Said Botswana’s mines, energy and water resources minister, Ponatshego Kedikilwe: “We look forward to building on the excellent relationship we have with Anglo American, both through our ownership of De Beers and through the Debswana joint venture, and to sharing in De Beers’ highly attractive long term prospects.”

US MARKETS

One of De Beers’ long-term prospects is new business that may open in the US, although the last time it was able to trade unrestricted in the US was in 1948.

This August, De Beers executives, who for years were banned from entering the US even if with a ticket for Disneyland, will be setting about plans to roll out a new US business strategy. Given that the US currently comprises 40% of all diamond sales, this is no small beer, as it were.

De Beers racked up $296m in settlement funds since 2006 all of which became unconditional in May. These were claims by rough diamond polishers, jewellers and even consumers dating from about 1994, instituted through class action suits, which claimed De Beers had manipulated the market and therefore forced them to pay exorbitant or above market prices for diamonds.

What’s odd about these settlements was they were US in origin. De Beers argued at the time it hadn’t done business in the US, but the legal finding was that $272.5m of the $296m related to indirect purchases of diamonds. De Beers also paid $73m in attorneys costs and fees, adding insult to injury. The funds have been held in an escrow account and will now be paid out as set down by a court schedule. “The settlement is part of De Beers’ clear strategy of being legally compliant in all the jurisdictions in which it operates,’ the company said in its interim results announcement two weeks ago.

A De Beers’ spokesperson in London remained equally tight-lipped about the group’s plans when asked follow-up questions by Miningmx. However, one analyst thinks De Beers could push with more vigour its retail footprint than achieved by its joint venture with French luxury goods company LVMH Moet Henessy Louis Vuitton, or its Fifth Avenue store in New York.

Its willingness to operate legally globally might also stand it in good stead in other regions such as in the European Union itself.
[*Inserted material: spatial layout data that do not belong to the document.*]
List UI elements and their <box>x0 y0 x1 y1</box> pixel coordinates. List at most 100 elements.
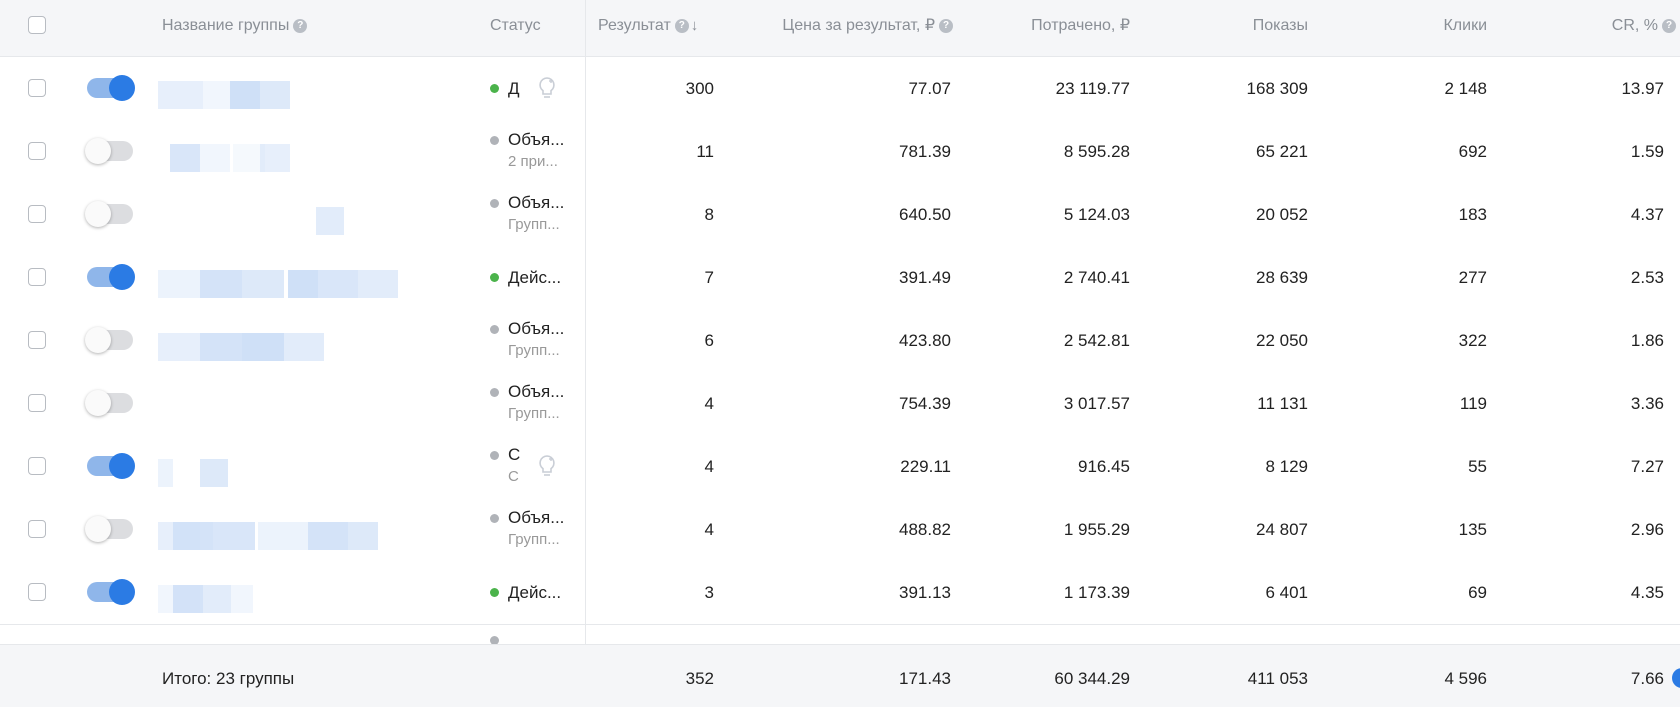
group-name-redacted[interactable] <box>158 246 431 309</box>
cell-impressions: 6 401 <box>1265 583 1308 602</box>
group-enabled-toggle[interactable] <box>85 201 133 227</box>
column-label: Цена за результат, ₽ <box>782 17 935 34</box>
cell-price: 391.13 <box>899 583 951 602</box>
cell-price: 77.07 <box>908 79 951 98</box>
cell-price: 488.82 <box>899 520 951 539</box>
status-detail: Групп... <box>508 342 560 359</box>
cell-result: 8 <box>704 205 714 224</box>
cell-impressions: 24 807 <box>1256 520 1308 539</box>
status-detail: Групп... <box>508 531 560 548</box>
lightbulb-hint-icon[interactable] <box>534 75 560 101</box>
table-row[interactable]: Дейс... 7 391.49 2 740.41 28 639 277 2.53 <box>0 246 1680 310</box>
toggle-knob <box>85 327 111 353</box>
column-label: Статус <box>490 17 541 34</box>
column-label: Результат <box>598 17 671 34</box>
group-name-redacted[interactable] <box>158 183 431 246</box>
cell-spent: 1 955.29 <box>1063 520 1130 539</box>
cell-spent: 23 119.77 <box>1055 79 1130 98</box>
frozen-column-divider <box>585 0 586 644</box>
cell-result: 11 <box>696 142 714 161</box>
row-checkbox[interactable] <box>28 142 46 160</box>
group-name-redacted[interactable] <box>158 309 431 372</box>
select-all-checkbox[interactable] <box>28 16 46 34</box>
cell-result: 3 <box>704 583 714 602</box>
column-header-impressions[interactable]: Показы <box>1140 0 1308 56</box>
cell-spent: 8 595.28 <box>1063 142 1130 161</box>
table-row[interactable]: Объя... Групп... 4 754.39 3 017.57 11 131 119 3… <box>0 372 1680 436</box>
group-name-redacted[interactable] <box>158 372 431 435</box>
row-checkbox[interactable] <box>28 331 46 349</box>
status-label: Объя... <box>508 193 565 212</box>
status-dot-icon <box>490 325 499 334</box>
cell-result: 7 <box>704 268 714 287</box>
table-row[interactable]: Объя... Групп... 4 488.82 1 955.29 24 807 135 2… <box>0 498 1680 562</box>
help-icon[interactable]: ? <box>674 18 689 33</box>
cell-result: 4 <box>704 394 714 413</box>
table-row[interactable]: Объя... Групп... 6 423.80 2 542.81 22 050 322 1… <box>0 309 1680 373</box>
cell-cr: 2.96 <box>1630 520 1664 539</box>
toggle-knob <box>85 516 111 542</box>
table-row[interactable]: Дейс... 3 391.13 1 173.39 6 401 69 4.35 <box>0 561 1680 625</box>
column-label: Потрачено, ₽ <box>1031 17 1130 34</box>
column-header-group-name[interactable]: Название группы? <box>162 0 308 56</box>
table-row[interactable]: Объя... 2 при... 11 781.39 8 595.28 65 221 692… <box>0 120 1680 184</box>
lightbulb-hint-icon[interactable] <box>534 453 560 479</box>
group-name-redacted[interactable] <box>158 57 431 120</box>
toggle-knob <box>85 201 111 227</box>
group-enabled-toggle[interactable] <box>85 390 133 416</box>
cell-impressions: 65 221 <box>1256 142 1308 161</box>
table-row[interactable]: С С 4 229.11 916.45 8 129 55 7.27 <box>0 435 1680 499</box>
column-header-cr[interactable]: CR, %? <box>1500 0 1676 56</box>
group-enabled-toggle[interactable] <box>85 138 133 164</box>
column-header-status[interactable]: Статус <box>490 0 541 56</box>
row-checkbox[interactable] <box>28 583 46 601</box>
status-dot-icon <box>490 588 499 597</box>
cell-cr: 3.36 <box>1630 394 1664 413</box>
group-enabled-toggle[interactable] <box>87 453 135 479</box>
group-name-redacted[interactable] <box>158 120 431 183</box>
row-checkbox[interactable] <box>28 457 46 475</box>
row-checkbox[interactable] <box>28 79 46 97</box>
cell-result: 4 <box>704 520 714 539</box>
cell-cr: 13.97 <box>1621 79 1664 98</box>
status-detail: С <box>508 468 519 485</box>
row-checkbox[interactable] <box>28 394 46 412</box>
group-name-redacted[interactable] <box>158 498 431 561</box>
table-header: Название группы? Статус Результат? ↓ Цена… <box>0 0 1680 57</box>
group-enabled-toggle[interactable] <box>87 264 135 290</box>
help-icon[interactable]: ? <box>1662 18 1676 33</box>
cell-spent: 3 017.57 <box>1063 394 1130 413</box>
status-label: Объя... <box>508 130 565 149</box>
row-checkbox[interactable] <box>28 520 46 538</box>
column-header-result[interactable]: Результат? ↓ <box>598 0 698 56</box>
group-enabled-toggle[interactable] <box>85 327 133 353</box>
table-row[interactable]: Д 300 77.07 23 119.77 168 309 2 148 13.97 <box>0 57 1680 121</box>
cell-cr: 1.59 <box>1630 142 1664 161</box>
cell-spent: 2 542.81 <box>1063 331 1130 350</box>
column-label: Показы <box>1252 17 1308 34</box>
column-label: Название группы <box>162 17 290 34</box>
total-result: 352 <box>685 669 714 688</box>
group-enabled-toggle[interactable] <box>85 516 133 542</box>
toggle-knob <box>109 264 135 290</box>
row-checkbox[interactable] <box>28 268 46 286</box>
help-icon[interactable]: ? <box>939 18 953 33</box>
status-dot-icon <box>490 199 499 208</box>
status-dot-icon <box>490 136 499 145</box>
status-detail: Групп... <box>508 216 560 233</box>
status-dot-icon <box>490 514 499 523</box>
sort-descending-icon[interactable]: ↓ <box>691 17 699 34</box>
group-enabled-toggle[interactable] <box>87 75 135 101</box>
group-name-redacted[interactable] <box>158 435 431 498</box>
cell-clicks: 277 <box>1458 268 1487 287</box>
row-checkbox[interactable] <box>28 205 46 223</box>
column-header-clicks[interactable]: Клики <box>1320 0 1487 56</box>
cell-price: 423.80 <box>899 331 951 350</box>
column-header-spent[interactable]: Потрачено, ₽ <box>960 0 1130 56</box>
column-header-price[interactable]: Цена за результат, ₽? <box>700 0 953 56</box>
table-row[interactable]: Объя... Групп... 8 640.50 5 124.03 20 052 183 4… <box>0 183 1680 247</box>
cell-spent: 2 740.41 <box>1063 268 1130 287</box>
help-icon[interactable]: ? <box>293 18 308 33</box>
group-enabled-toggle[interactable] <box>87 579 135 605</box>
group-name-redacted[interactable] <box>158 561 431 624</box>
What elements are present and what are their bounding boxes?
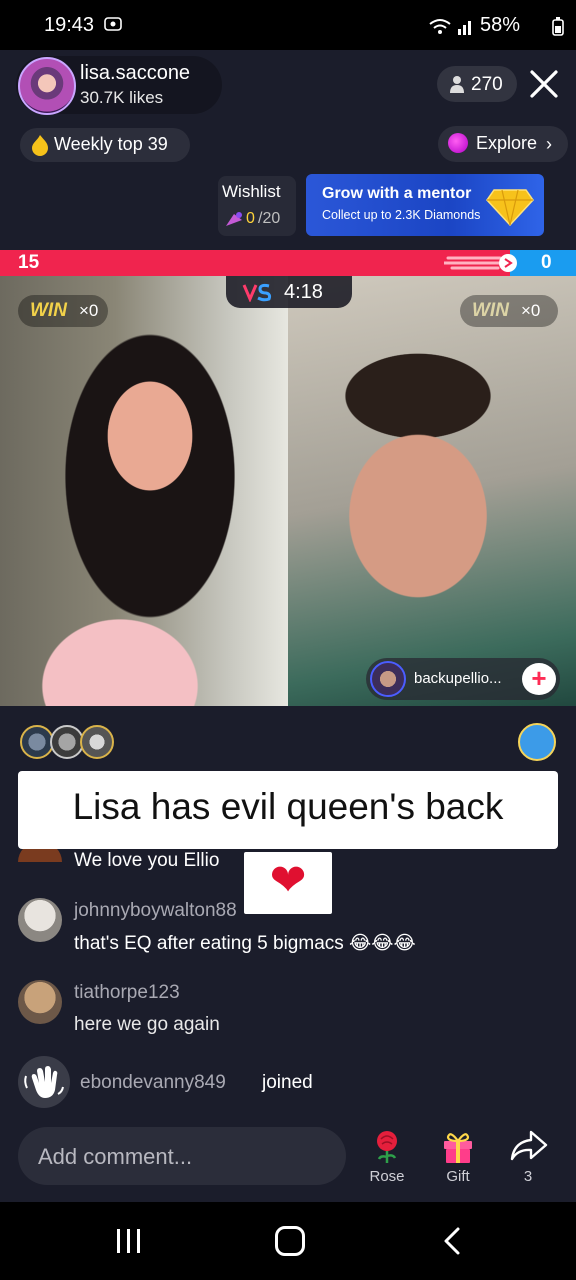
rose-icon[interactable] [369,1128,405,1164]
top-viewer-avatar[interactable] [80,725,114,759]
host-avatar[interactable] [18,57,76,115]
share-count: 3 [523,1168,533,1185]
vs-icon [242,283,272,302]
chat-message: that's EQ after eating 5 bigmacs 😂😂😂 [74,933,416,954]
battle-timer: 4:18 [284,281,323,303]
mentor-subtitle: Collect up to 2.3K Diamonds [322,208,481,222]
comment-placeholder[interactable]: Add comment... [38,1144,192,1170]
status-time: 19:43 [44,14,95,36]
recents-icon[interactable] [114,1228,144,1254]
diamond-icon [486,189,534,226]
streak-icon [444,254,517,272]
host-name[interactable]: lisa.saccone [80,62,190,85]
win-label-left: WIN [30,300,67,321]
host-likes: 30.7K likes [80,88,164,107]
win-label-right: WIN [472,300,509,321]
close-icon[interactable] [526,66,562,102]
plus-icon[interactable]: + [522,663,556,695]
back-icon[interactable] [442,1226,462,1256]
chat-message: here we go again [74,1014,220,1035]
gift-wish-icon [226,212,242,226]
guest-video[interactable] [288,276,576,706]
person-icon [450,76,464,93]
signal-icon [458,21,471,35]
share-icon[interactable] [509,1128,549,1164]
heart-icon: ❤ [269,856,307,905]
battery-icon [552,17,564,36]
guest-name[interactable]: backupellio... [414,670,502,687]
caption-text: Lisa has evil queen's back [72,786,504,827]
viewer-count: 270 [471,74,503,95]
wishlist-total: /20 [258,210,281,227]
screen-record-icon [104,17,122,31]
chat-avatar[interactable] [18,898,62,942]
top-viewer-avatar[interactable] [20,725,54,759]
gift-icon[interactable] [440,1128,476,1164]
chat-avatar[interactable] [18,980,62,1024]
flame-icon [32,135,48,156]
chat-username[interactable]: tiathorpe123 [74,982,180,1004]
mentor-title: Grow with a mentor [322,185,472,202]
rose-label: Rose [369,1168,405,1185]
score-left: 15 [18,252,40,273]
home-icon[interactable] [275,1226,305,1256]
gift-label: Gift [446,1168,470,1185]
score-right: 0 [541,252,552,273]
chat-username[interactable]: johnnyboywalton88 [74,900,237,922]
wave-hand-icon [24,1066,64,1098]
win-count-left: ×0 [79,301,99,320]
wishlist-title: Wishlist [222,182,281,201]
explore-label: Explore [476,133,538,153]
chat-message: We love you Ellio [74,850,220,871]
guest-avatar[interactable] [370,661,406,697]
explore-icon [448,133,468,153]
weekly-rank-label: Weekly top 39 [54,134,168,154]
chevron-right-icon: › [546,134,552,154]
join-username[interactable]: ebondevanny849 [80,1072,226,1094]
win-count-right: ×0 [521,301,541,320]
top-viewer-avatar[interactable] [50,725,84,759]
battery-percent: 58% [480,14,521,36]
host-video[interactable] [0,276,288,706]
ranking-icon[interactable] [518,723,556,761]
wishlist-progress: 0 [246,210,255,227]
join-label: joined [262,1072,313,1093]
Although not tested in court, De Beers is thought to be a dominant diamond producer and therefore cannot bid for control of operating mines. The EU’s opposition to such transactions means the group has to develop mines itself, or focus on brownfields expansions such as as Jwaneng in Botswana or the South African Venetia mine. Perhaps having achieved operating status in the US might potentially help strengthen De Beers’ case as it would have demonstrated its global good corporate citizenship.